The issue, therefore, is not whether there is or should be any censorship of expression by universities. We already know the answer to that question: There is, and there should be in those kinds of extreme cases. I know of no responsible person or organization that would defend the right of a teacher to use the “N” word in calling on or routinely discussing African-American students. The remaining question is whether it is better to leave the decision as to which words in which contexts are prohibited to the after-the-fact discretion of an administrator, or to decide in advance on a list or category of prohibited expressions. In other words, is it more protective of freedom of expression to have a “censorship common law” to be applied on an ad hoc basis by a dean, or to have a “censorship code” debated and agreed upon in advance by the equivalent of the legislative branch of the university—a student or faculty senate or some other representative body.
I favor a narrow code over a potentially broad common law, because it provides advanced fair warning and an opportunity to challenge its provisions before they are enforced. (That’s why I also favor a narrow code criminalizing the publication of only the most dangerous state secrets.)
T
his controversial view regarding speech is paralleled, in some respect, by my equally controversial view regarding “torture warrants.” I am opposed to both censorship and torture, but I realize that both will be employed in extreme cases (in response to the use of the “N” word in the speech context, or in response to ticking-bomb terrorism with regard to torture). I prefer explicit and narrow limitations, with advance notice, visibility in both contexts, because they promote clarity and democratic accountability.33
Several years ago, there was an ugly racial incident at Harvard Law School that led to a campaign by some student groups for censorship of offensive speech. The dean appointed a committee to recommend an approach to this delicate problem. He put me on it because of my support for freedom of speech. My fellow committee members were surprised therefore when I proposed that we try to draft a speech code.
“I thought you were against censorship,” one of the libertarian student members said in frustration.

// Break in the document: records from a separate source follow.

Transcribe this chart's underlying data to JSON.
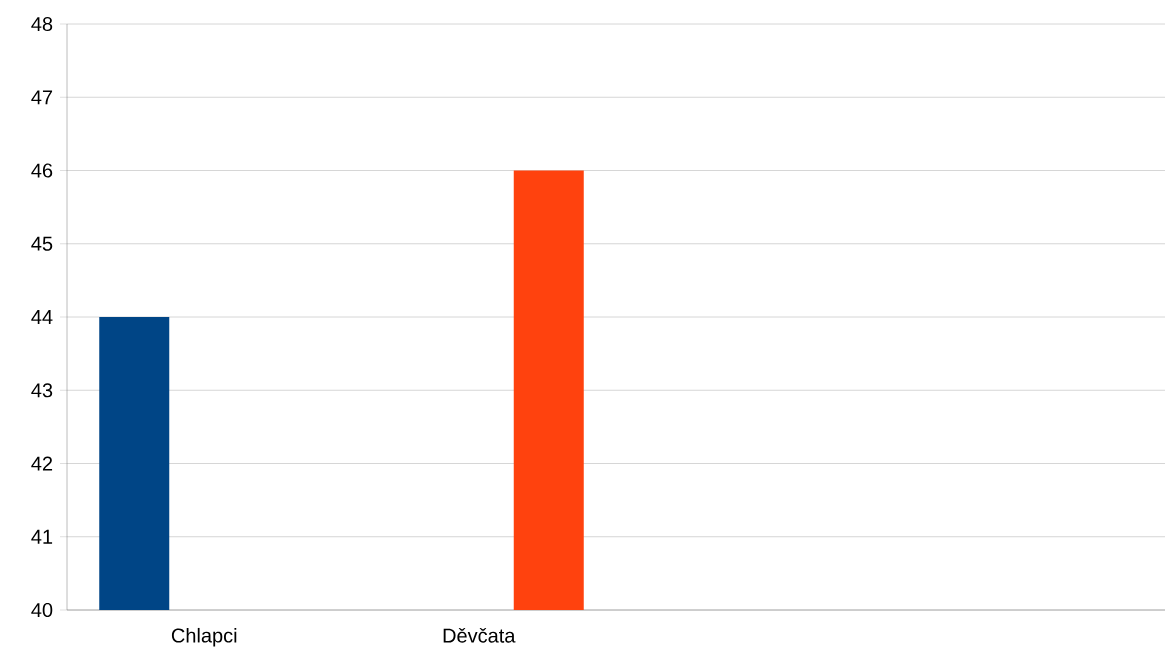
{
  "chart_data": {
    "type": "bar",
    "categories": [
      "Chlapci",
      "Děvčata",
      null,
      null
    ],
    "series": [
      {
        "color": "#004586",
        "values": [
          44,
          null,
          null,
          null
        ]
      },
      {
        "color": "#ff420e",
        "values": [
          null,
          46,
          null,
          null
        ]
      }
    ],
    "ylim": [
      40,
      48
    ],
    "yticks": [
      40,
      41,
      42,
      43,
      44,
      45,
      46,
      47,
      48
    ],
    "grid": "y"
  }
}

“I am,” I replied. “That’s why I want a code. I don’t trust the dean—or anyone else—to decide which speech should be prohibited.”
“No speech should be prohibited,” the student replied.

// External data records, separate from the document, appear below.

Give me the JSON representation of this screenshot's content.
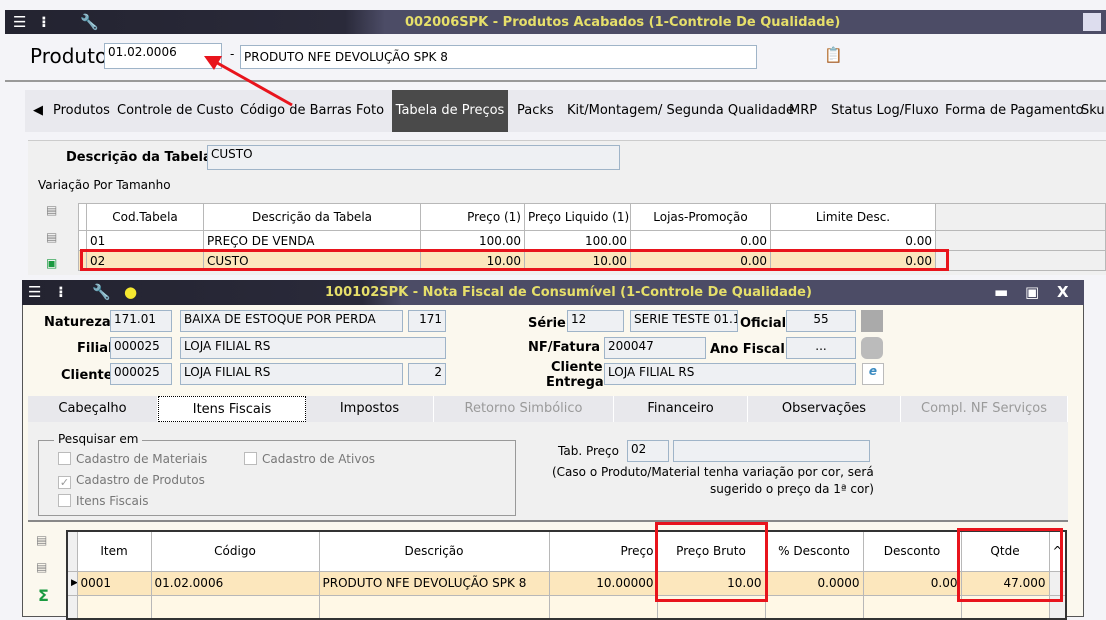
{
  "window1": {
    "title": "002006SPK - Produtos Acabados (1-Controle De Qualidade)",
    "produto_label": "Produto",
    "produto_code": "01.02.0006",
    "dash": "-",
    "produto_desc": "PRODUTO NFE DEVOLUÇÃO SPK 8",
    "tabs": [
      "Produtos",
      "Controle de Custo",
      "Código de Barras",
      "Foto",
      "Tabela de Preços",
      "Packs",
      "Kit/Montagem/ Segunda Qualidade",
      "MRP",
      "Status Log/Fluxo",
      "Forma de Pagamento",
      "Sku"
    ],
    "selected_tab": "Tabela de Preços",
    "descricao_label": "Descrição da Tabela",
    "descricao_value": "CUSTO",
    "variacao_label": "Variação Por Tamanho",
    "grid": {
      "headers": [
        "Cod.Tabela",
        "Descrição da Tabela",
        "Preço (1)",
        "Preço Liquido (1)",
        "Lojas-Promoção",
        "Limite Desc."
      ],
      "rows": [
        [
          "01",
          "PREÇO DE VENDA",
          "100.00",
          "100.00",
          "0.00",
          "0.00"
        ],
        [
          "02",
          "CUSTO",
          "10.00",
          "10.00",
          "0.00",
          "0.00"
        ]
      ]
    }
  },
  "window2": {
    "title": "100102SPK - Nota Fiscal de Consumível (1-Controle De Qualidade)",
    "natureza": {
      "label": "Natureza",
      "code": "171.01",
      "desc": "BAIXA DE ESTOQUE POR PERDA",
      "num": "171"
    },
    "filial": {
      "label": "Filial",
      "code": "000025",
      "desc": "LOJA FILIAL RS"
    },
    "cliente": {
      "label": "Cliente",
      "code": "000025",
      "desc": "LOJA FILIAL RS",
      "num": "2"
    },
    "serie": {
      "label": "Série",
      "code": "12",
      "desc": "SERIE TESTE 01.1"
    },
    "oficial": {
      "label": "Oficial",
      "value": "55"
    },
    "nf": {
      "label": "NF/Fatura",
      "value": "200047"
    },
    "ano": {
      "label": "Ano Fiscal",
      "value": "..."
    },
    "cliente_entrega": {
      "label1": "Cliente",
      "label2": "Entrega",
      "value": "LOJA FILIAL RS"
    },
    "tabs": [
      "Cabeçalho",
      "Itens Fiscais",
      "Impostos",
      "Retorno Simbólico",
      "Financeiro",
      "Observações",
      "Compl. NF Serviços"
    ],
    "selected_tab": "Itens Fiscais",
    "pesquisar": {
      "legend": "Pesquisar em",
      "options": [
        {
          "label": "Cadastro de Materiais",
          "checked": false
        },
        {
          "label": "Cadastro de Ativos",
          "checked": false
        },
        {
          "label": "Cadastro de Produtos",
          "checked": true
        },
        {
          "label": "Itens Fiscais",
          "checked": false
        }
      ]
    },
    "tab_preco": {
      "label": "Tab. Preço",
      "value": "02",
      "note1": "(Caso o Produto/Material tenha variação por cor, será",
      "note2": "sugerido o preço da 1ª cor)"
    },
    "grid": {
      "headers": [
        "Item",
        "Código",
        "Descrição",
        "Preço",
        "Preço Bruto",
        "% Desconto",
        "Desconto",
        "Qtde"
      ],
      "rows": [
        [
          "0001",
          "01.02.0006",
          "PRODUTO NFE DEVOLUÇÃO SPK 8",
          "10.00000",
          "10.00",
          "0.0000",
          "0.00",
          "47.000"
        ]
      ]
    }
  },
  "colors": {
    "title_text": "#e6df6a",
    "highlight_row": "#fce7bd",
    "annotation": "#e8141c"
  }
}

I then gave my examples of the professor and the “N” word.
“That’s different,” the student insisted.
“Then let’s try to codify exactly what else may be ‘different,’ ” I responded.
The committee spent more than a year trying to design a code of prohibited expressions. But we could not agree. The “N” word itself could not be prohibited because a black professor had written a brilliant book entitled Nigger: The Strange Career of a Troublesome Word.34 We tried to define the circumstances under which the “N” word could and could not be used. One person suggested that the “N” word could be used by blacks but not whites. Another suggested it could be used in a book but not in oral discussion. A third said it could be used as part of an academic discussion, but not directed at a particular individual. We couldn’t agree on this or other disputed expressions, such as opinions regarding negative characteristics associated with particular groups.